That microswitch just may be at fault, but the coincidence of this happening at this time is what bothers me. I just hope it's the mircoswitch rather than door alignment.
BUT, I am not totally in agreement with the provided alternate jacking instructions and would like to add comments about that.
First, that hockey puck is concentrating the lift over just a few inches. I took a 10--12 inch long piece of 4x4 lumber and used a circular saw to cut a channel down the center of its length. The channel cut should be approx 1/4" wide and NOT AS DEEP as the welded up piece that extends downward that you jack on...this allows all the lift to be supported by the bottom of the vertical welded piece along the entire length of the 4x4. Use this pressure distributing block as close to the front or rear as possible to avoid jacking the entire side of the car at once. I've just done a major project with this jacking setup and it works very well and easy.

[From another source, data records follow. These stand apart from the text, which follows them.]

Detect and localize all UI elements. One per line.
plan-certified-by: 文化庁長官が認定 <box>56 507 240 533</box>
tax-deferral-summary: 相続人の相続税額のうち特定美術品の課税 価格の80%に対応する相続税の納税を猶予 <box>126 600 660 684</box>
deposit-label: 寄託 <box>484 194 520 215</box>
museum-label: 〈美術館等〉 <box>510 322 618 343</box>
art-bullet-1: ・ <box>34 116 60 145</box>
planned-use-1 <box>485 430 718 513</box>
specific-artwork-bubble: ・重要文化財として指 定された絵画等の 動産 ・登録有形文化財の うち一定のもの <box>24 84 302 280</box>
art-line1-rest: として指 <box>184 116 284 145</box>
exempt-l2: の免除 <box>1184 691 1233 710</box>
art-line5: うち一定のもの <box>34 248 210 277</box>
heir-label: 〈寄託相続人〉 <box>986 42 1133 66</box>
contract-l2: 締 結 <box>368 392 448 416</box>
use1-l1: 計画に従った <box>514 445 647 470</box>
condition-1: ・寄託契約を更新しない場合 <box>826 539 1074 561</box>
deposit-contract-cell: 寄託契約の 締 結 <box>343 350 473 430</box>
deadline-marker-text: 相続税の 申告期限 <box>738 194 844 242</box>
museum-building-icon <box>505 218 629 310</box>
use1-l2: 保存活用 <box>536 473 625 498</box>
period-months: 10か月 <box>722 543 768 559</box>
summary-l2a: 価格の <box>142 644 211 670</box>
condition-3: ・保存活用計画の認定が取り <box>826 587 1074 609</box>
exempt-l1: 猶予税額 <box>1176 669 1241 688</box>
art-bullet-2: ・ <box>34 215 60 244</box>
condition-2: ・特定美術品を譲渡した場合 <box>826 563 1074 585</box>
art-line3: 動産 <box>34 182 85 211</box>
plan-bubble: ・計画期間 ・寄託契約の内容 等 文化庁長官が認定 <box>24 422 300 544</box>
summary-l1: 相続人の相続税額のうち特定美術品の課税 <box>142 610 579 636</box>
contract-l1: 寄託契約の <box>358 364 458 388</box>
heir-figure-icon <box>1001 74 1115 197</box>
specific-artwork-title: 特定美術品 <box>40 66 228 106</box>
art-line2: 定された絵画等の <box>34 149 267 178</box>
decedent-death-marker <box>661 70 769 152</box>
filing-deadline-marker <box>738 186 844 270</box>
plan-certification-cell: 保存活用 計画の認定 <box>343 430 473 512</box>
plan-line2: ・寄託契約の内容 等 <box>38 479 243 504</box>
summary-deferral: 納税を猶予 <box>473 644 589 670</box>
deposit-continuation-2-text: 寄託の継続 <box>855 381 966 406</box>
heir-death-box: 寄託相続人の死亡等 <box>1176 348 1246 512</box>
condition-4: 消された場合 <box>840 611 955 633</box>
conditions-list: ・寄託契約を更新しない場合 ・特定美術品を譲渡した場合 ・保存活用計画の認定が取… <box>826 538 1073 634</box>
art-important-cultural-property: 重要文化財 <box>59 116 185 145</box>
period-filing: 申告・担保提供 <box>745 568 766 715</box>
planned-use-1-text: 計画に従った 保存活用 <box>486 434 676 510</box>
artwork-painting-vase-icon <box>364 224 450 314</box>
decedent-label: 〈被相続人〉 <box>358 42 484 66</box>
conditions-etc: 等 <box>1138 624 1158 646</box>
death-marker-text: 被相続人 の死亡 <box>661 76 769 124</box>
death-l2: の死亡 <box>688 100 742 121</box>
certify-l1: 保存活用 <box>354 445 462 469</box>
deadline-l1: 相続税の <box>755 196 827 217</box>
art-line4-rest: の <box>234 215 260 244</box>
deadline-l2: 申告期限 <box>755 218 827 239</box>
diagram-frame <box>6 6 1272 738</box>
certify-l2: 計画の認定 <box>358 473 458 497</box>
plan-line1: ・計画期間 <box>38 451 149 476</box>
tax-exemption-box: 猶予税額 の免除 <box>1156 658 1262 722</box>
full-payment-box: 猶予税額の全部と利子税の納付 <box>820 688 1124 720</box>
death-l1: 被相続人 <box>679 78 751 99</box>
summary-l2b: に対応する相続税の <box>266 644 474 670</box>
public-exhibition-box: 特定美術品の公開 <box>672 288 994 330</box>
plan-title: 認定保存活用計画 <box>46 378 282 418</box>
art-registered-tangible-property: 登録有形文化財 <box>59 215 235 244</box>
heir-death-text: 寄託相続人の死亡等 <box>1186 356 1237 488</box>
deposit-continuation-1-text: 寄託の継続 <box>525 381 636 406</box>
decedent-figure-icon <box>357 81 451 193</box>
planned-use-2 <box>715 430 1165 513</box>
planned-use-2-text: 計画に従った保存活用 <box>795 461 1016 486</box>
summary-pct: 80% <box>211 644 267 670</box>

Second, I would limit the jack stands height to just enough to remove the wheel/tire. Each extra inch that you jack the car using an alternate point (to accommodate your jack stand) requires a lot of extra force since car frame/body is being torqued and is resisting.
They put those installed jack points there for a good reason. The use of any alternate points is risky and I recommend that you heed what I've said above. I once learned this the hard way with a partially crushed underbody alternate jack point, but that was a different model sports car.